Marak Kasus Kebakaran Mobil Listrik, Ini adalah Solusinya

JAKARTA – Kasus kebakaran mobil listrik belakangan menjadi isu sentral yang mana menimbulkan sejumlah orang meragukan keamanan kendaraan ramah lingkungan ini. Alhasil kegiatan untuk beralih ke kendaraan ramah lingkungan menjadi terhambat.
Terlebih lagi, kebakaran elemen penyimpan daya mobil listrik sangat sulit dipadamkan serta acapkali memicu kebakaran skala besar. Dua persoalan hukum kebakaran di area Korea Selatan baru-baru ini yang mana melibatkan Mercedes-Benz EQE dan juga Kia EV6 menjadi contohnya.
Pada akhir Juli lalu Mercedes-Benz EQE terbakar kemudian meledak di area parkiran bawah tanah di area Incheon. Dampaknya 140 mobil lainnya yang digunakan parkir di tempat lantai mirip terkena imbasnya. Bahkan 23 orang dilarikan ke rumah sakit oleh sebab itu menghirup hirup asap berbahaya. Sistem kelistrikan dalam kompleks gedung juga terkena efek kebakaran hebat itu hingga mengalami pemadaman selama lima hari.
Selanjutnya pada awal Agustus kebakaran mobil listrik Kia EV6 terjadi di dalam Geumsan, Chungcheong Selatan. Meski tak sebesar insiden pertama, kebakaran Kia EV6 menciptakan puluhan petugas harus berjibaku memadamkan api salama nyaris dua jam. Hal yang lebih besar mengkhawatirkan di dalam insiden EV6 yakni mobil listrik ini terbakar ketika ditinggal pada waktu dicas pada waktu malam sebelumnya berdasarkan keterangan pemilik.
Menilik dua persoalan hukum pada atas, perasaan khawatir akan keamanan elemen penyimpan daya menjadi salah satu hambatan utama di adopsi kendaraan listrik secara massal. Namun, para ilmuwan dalam Universitas Arizona sudah menemukan solusi inovatif untuk mengatasi permasalahan ini.

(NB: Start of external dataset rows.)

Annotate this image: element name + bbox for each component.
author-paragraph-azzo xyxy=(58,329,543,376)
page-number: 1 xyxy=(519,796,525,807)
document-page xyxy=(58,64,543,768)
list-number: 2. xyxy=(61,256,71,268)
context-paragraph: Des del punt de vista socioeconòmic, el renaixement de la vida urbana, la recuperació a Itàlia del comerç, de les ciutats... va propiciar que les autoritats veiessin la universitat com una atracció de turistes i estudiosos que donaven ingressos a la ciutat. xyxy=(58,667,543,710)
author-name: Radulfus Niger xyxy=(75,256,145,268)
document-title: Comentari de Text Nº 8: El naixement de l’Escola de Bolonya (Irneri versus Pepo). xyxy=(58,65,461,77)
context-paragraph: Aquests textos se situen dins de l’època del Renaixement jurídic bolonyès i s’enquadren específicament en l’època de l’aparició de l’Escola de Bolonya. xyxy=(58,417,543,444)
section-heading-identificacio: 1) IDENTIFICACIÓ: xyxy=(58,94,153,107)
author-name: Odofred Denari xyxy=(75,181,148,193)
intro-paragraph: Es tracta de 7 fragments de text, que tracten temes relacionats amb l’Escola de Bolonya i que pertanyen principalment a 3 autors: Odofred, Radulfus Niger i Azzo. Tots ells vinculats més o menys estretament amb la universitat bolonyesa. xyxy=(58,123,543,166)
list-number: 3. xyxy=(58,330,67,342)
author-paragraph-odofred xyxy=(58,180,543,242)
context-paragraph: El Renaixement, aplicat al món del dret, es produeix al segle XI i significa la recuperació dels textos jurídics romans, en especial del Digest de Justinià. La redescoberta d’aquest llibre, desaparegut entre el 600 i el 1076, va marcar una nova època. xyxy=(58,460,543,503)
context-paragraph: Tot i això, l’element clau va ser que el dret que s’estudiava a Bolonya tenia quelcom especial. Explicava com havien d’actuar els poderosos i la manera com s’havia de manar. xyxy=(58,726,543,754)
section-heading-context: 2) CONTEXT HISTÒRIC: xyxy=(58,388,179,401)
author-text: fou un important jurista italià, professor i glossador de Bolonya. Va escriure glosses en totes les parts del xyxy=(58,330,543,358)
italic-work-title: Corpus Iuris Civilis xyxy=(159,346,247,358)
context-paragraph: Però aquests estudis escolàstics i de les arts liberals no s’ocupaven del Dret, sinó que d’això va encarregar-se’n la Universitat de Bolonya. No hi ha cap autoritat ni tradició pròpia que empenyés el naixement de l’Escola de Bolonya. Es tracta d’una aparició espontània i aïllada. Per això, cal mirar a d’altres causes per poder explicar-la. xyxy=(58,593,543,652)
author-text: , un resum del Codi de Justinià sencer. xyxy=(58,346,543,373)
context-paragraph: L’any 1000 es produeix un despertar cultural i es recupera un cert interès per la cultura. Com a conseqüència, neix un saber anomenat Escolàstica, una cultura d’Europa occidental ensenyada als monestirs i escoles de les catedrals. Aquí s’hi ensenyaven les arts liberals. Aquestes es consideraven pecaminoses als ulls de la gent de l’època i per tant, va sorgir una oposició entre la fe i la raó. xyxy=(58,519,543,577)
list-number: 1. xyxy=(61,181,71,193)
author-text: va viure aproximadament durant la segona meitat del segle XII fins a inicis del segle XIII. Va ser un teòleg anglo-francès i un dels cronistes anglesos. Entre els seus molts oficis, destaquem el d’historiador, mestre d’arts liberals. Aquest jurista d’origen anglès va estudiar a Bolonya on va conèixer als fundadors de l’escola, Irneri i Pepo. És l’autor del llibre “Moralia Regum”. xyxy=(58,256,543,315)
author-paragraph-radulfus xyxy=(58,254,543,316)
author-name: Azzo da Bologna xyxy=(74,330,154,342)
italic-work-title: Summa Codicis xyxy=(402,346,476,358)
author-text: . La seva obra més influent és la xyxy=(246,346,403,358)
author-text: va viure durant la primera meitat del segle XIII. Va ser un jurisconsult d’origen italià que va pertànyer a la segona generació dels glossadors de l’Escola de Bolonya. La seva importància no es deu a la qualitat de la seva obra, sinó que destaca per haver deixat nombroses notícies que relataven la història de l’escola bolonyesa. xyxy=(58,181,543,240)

Tim peneliti, yang mana dipimpin siswa doktoral Basab Goswami, telah dilakukan mengembangkan sistem yang dapat memprediksi kemudian mengurangi terjadinya panas berlebih pada elemen penyimpan daya lithium-ion, yang mana seringkali menjadi pemicu kebakaran. Sistem ini menggabungkan teknologi multifisika dan juga pembelajaran mesin untuk menganalisis data suhu penyimpan daya secara real-time.
“Bayangkan sel sebagai sebuah bangunan. Jika satu ruangan mulai terlalu panas, api dapat dengan cepat menyebar ke ruangan-ruangan lain. Sistem kami berfungsi seperti detektor asap yang mana sangat canggih, mampu mendeteksi tanda-tanda awal kebakaran lalu memberi peringatan serius sebelum api benar-benar berkobar,” kata Goswami dilansir dari Interesting Engineering, Hari Jumat (6/9/2024).
Sistem ini bekerja dengan cara mengaktifkan sensor suhu yang tersebut dipasang pada setiap sel akumulator guna terus memantau suhu. Angka suhu ini kemudian diolah oleh algoritma pembelajaran mesin yang mana telah dilakukan dilatih untuk mengenali pola-pola yang mengindikasikan peluang terjadinya panas berlebih. Jika algoritma mendeteksi adanya anomali, sistem akan segera memberi peringatan serius terhadap pengendara atau sistem manajemen elemen penyimpan daya kendaraan.